Is there a risk that the power of central monitoring will lead to operational bias?
RBQM techniques have been shown to reduce deviation and bias, resulting in more accurate patient outcomes. Measures can also be put in place to minimize potential bias.
For example, our statistical monitoring solution was employed to perform scheduled analyses every six months for the four-year duration of a global trial. Although the analyses were not conducted blind to the sites, with staff being aware that oversight of the data quality was taking place, no access was provided to the results of this assessment. These meant sites were unaware of their rank or the kind of problems detected, and there were no problems associated with bias as any information that could have led to unblinding was not provided.
Do you envision deep learning techniques will replace the statistical monitoring engine?
Conceptually, we may find an opportunity for machine learning to start doing more efficiently what our SMART engine statistical tests are doing today. It is not something we see happening in the next couple of years, and maybe never.
We see machine learning working with the statistical engine to improve the effectiveness of prioritizing risks and anomalies.
How can machine learning make the study setup more efficient?
We have developed a solution already showing significant benefits in study setup activity and effort. It uses machine learning and natural language processing (NLP) to identify where datasets should be filtered and which variables to prepare for statistical testing. Previously, that was a manually-intensive part of the process, which will now be highly automated.

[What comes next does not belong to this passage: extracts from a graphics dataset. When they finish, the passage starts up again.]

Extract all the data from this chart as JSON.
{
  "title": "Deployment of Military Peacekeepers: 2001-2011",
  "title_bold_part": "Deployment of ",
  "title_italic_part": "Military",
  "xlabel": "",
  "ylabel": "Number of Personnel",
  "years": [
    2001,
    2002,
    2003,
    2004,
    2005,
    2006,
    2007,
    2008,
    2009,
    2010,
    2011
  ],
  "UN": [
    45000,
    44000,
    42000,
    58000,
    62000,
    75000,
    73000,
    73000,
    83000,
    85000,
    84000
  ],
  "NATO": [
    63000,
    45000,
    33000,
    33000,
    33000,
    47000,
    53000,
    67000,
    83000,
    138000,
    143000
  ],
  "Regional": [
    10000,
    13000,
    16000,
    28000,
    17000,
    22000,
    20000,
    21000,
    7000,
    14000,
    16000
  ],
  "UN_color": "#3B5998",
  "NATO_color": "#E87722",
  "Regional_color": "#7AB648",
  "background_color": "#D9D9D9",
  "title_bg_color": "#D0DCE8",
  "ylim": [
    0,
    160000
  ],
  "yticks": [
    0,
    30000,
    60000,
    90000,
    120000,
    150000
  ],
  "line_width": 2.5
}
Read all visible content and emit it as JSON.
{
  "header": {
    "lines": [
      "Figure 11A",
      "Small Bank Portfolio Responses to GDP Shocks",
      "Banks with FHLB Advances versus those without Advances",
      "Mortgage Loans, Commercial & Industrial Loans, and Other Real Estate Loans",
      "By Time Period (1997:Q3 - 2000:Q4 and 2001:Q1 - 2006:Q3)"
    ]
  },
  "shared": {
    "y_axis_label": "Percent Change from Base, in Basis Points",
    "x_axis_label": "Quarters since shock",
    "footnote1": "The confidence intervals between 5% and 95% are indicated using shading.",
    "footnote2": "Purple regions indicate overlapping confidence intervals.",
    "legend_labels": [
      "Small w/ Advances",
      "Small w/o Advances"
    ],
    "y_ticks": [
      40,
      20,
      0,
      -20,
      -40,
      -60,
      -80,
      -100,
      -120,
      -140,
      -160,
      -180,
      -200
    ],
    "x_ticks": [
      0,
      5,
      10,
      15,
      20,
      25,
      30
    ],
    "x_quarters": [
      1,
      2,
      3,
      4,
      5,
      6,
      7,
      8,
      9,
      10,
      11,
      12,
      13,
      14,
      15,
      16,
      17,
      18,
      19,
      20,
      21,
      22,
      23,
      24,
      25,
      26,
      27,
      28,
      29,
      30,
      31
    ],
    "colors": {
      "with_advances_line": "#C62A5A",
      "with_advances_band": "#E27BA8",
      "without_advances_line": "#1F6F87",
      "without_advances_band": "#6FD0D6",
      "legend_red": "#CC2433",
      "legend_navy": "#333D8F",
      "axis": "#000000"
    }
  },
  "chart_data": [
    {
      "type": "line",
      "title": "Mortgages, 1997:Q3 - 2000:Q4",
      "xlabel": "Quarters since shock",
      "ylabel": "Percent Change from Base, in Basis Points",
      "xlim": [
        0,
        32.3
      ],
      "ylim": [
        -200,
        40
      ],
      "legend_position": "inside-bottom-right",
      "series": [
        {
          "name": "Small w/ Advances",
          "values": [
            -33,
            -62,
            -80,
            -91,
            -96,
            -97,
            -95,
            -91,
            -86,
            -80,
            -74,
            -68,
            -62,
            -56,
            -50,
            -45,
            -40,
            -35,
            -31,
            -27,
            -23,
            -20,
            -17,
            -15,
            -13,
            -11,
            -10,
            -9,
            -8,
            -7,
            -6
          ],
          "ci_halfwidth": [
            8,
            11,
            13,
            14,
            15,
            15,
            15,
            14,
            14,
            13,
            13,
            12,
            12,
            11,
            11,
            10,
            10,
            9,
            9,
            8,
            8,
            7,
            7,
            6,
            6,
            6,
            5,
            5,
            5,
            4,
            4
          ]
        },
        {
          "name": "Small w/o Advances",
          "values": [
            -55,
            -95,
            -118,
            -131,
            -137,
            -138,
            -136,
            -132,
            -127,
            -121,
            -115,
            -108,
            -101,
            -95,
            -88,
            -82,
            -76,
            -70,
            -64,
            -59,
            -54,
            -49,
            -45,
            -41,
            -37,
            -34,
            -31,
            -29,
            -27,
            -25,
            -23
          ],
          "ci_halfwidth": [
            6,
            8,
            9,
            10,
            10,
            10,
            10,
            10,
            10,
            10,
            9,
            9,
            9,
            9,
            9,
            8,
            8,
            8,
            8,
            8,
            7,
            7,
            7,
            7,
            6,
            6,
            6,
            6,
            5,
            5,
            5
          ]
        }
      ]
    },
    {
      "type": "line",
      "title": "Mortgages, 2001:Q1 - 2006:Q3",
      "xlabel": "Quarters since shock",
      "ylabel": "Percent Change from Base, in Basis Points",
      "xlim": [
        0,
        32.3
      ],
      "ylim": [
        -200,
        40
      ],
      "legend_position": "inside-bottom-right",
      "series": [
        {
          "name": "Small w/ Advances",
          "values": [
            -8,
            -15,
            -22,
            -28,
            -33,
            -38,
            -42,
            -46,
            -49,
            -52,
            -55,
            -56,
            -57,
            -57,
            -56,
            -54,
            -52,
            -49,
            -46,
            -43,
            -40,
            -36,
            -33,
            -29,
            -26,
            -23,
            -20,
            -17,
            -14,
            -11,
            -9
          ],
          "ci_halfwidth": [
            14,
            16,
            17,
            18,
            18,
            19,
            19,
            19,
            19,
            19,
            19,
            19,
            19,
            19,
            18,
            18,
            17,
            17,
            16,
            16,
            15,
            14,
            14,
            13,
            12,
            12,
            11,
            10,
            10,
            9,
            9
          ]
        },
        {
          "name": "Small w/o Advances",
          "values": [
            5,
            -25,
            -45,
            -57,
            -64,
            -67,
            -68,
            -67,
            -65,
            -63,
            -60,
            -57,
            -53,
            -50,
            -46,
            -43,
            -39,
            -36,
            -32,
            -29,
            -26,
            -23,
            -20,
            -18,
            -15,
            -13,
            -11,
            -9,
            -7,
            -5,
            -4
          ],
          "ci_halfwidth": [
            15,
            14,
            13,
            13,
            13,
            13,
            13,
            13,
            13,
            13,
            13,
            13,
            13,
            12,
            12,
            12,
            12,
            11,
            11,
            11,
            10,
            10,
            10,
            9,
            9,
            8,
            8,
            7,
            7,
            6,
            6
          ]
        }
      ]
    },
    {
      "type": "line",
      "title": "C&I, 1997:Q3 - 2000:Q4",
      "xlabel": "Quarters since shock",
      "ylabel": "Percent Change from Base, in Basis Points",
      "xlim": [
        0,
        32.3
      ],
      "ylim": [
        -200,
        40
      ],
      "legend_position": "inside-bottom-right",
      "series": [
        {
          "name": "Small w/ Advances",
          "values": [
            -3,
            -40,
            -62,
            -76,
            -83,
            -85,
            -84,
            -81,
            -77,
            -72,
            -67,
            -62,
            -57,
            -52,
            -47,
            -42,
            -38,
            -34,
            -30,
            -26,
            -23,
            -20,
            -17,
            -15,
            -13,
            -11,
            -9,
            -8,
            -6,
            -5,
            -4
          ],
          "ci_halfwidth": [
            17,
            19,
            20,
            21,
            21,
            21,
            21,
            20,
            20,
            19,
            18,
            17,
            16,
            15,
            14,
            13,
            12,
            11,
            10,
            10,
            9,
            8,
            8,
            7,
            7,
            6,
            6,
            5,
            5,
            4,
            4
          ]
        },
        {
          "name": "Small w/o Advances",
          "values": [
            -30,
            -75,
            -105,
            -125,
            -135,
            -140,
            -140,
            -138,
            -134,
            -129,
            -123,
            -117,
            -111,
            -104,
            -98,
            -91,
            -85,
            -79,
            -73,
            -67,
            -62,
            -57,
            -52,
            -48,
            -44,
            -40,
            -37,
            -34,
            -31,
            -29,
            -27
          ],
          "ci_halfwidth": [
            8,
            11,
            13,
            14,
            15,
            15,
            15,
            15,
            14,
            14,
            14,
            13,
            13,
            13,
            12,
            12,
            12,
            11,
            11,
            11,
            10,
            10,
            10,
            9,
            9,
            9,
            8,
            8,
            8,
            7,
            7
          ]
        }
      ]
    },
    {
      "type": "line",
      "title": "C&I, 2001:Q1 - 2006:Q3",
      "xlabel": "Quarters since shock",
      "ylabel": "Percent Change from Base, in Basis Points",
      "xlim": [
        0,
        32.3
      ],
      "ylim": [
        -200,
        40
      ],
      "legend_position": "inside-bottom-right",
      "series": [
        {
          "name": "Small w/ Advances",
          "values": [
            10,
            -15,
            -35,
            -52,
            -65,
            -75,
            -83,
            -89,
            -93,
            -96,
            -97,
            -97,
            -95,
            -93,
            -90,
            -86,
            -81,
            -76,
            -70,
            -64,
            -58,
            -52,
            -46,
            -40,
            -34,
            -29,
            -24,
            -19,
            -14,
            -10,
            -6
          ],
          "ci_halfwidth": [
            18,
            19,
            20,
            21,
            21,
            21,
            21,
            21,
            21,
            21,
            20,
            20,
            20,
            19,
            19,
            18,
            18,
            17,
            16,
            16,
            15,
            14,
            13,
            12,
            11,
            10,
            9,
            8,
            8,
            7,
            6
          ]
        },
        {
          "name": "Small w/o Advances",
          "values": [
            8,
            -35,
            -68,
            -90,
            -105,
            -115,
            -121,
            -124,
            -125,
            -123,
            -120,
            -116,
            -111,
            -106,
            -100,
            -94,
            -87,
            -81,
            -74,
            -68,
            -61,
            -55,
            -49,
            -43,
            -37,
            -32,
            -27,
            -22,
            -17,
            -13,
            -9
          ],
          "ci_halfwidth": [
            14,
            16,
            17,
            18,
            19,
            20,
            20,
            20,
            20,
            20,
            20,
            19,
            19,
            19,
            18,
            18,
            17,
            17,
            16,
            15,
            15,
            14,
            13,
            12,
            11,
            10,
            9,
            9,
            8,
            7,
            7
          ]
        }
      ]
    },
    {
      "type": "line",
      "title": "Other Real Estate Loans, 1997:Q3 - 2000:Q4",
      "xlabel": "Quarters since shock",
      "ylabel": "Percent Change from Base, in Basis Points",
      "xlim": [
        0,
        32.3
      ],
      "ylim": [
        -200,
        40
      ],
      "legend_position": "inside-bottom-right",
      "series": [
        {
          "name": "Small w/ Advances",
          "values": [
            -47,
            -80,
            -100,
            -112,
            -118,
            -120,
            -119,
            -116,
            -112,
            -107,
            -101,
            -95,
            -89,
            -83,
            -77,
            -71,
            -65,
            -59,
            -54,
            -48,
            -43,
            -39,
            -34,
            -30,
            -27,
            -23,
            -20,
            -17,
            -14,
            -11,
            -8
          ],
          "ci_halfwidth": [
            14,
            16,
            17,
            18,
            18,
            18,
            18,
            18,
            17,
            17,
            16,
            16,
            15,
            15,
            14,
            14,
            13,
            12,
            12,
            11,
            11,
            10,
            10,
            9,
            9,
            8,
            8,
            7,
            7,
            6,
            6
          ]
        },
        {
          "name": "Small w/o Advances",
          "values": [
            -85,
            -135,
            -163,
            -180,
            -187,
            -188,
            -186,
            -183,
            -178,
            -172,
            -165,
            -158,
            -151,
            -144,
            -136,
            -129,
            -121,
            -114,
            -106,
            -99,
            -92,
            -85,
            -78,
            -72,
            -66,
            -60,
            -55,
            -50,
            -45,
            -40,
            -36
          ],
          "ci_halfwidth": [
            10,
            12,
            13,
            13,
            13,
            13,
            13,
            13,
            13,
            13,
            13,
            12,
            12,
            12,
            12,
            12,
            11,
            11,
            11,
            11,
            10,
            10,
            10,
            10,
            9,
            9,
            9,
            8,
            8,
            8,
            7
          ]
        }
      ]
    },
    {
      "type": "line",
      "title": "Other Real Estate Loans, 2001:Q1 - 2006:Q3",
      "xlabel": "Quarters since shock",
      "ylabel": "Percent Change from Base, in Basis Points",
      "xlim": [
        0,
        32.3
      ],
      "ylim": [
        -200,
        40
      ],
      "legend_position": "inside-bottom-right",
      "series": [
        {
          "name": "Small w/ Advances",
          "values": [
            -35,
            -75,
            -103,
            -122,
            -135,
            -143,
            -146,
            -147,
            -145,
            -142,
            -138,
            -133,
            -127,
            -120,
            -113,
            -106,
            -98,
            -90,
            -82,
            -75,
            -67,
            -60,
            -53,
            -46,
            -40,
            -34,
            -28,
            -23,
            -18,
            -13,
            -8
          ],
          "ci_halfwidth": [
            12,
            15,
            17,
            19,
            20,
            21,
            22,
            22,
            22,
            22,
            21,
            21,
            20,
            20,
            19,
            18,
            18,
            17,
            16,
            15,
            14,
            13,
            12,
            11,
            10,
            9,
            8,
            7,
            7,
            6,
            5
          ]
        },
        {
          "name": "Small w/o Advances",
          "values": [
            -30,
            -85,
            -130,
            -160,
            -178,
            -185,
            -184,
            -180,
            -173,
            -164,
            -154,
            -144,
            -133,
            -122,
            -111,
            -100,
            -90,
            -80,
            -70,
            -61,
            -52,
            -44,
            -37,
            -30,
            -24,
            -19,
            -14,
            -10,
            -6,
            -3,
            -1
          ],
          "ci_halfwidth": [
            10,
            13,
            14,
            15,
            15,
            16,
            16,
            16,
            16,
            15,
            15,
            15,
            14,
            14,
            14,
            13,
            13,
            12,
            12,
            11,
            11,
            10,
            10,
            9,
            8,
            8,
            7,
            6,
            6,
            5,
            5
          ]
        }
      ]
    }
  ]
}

Can deep learning help identify potential data issues like professional patients?
We have a module that detects duplicate patients who might have enrolled in a study more than once at different sites. It uses a statistical-based comparison to determine the relative likelihood that any given pair of patients might be the same person. We also have intelligent patient profiles that score patients statistically and identify those with unusual data patterns compared to others in the study.
Deep learning can also help identify other issues, for example, inadequate documentation. Since our Root Cause Decision Support feature was implemented in 2021, we have seen unclear documentation in risk signals drop from around 40% to 30%.
Do you have results demonstrating the reliability of deep learning methods?
We have been using machine learning to learn from past medical coding to code more effectively adverse events and concomitant medications. We are taking verbatim text and running it through a deep-learning model. The accuracy achieved to date is extremely impressive. For example, in AE coding, we are already well over 90% in getting the first prediction right. We also list the top five predictions, which are well over 95%.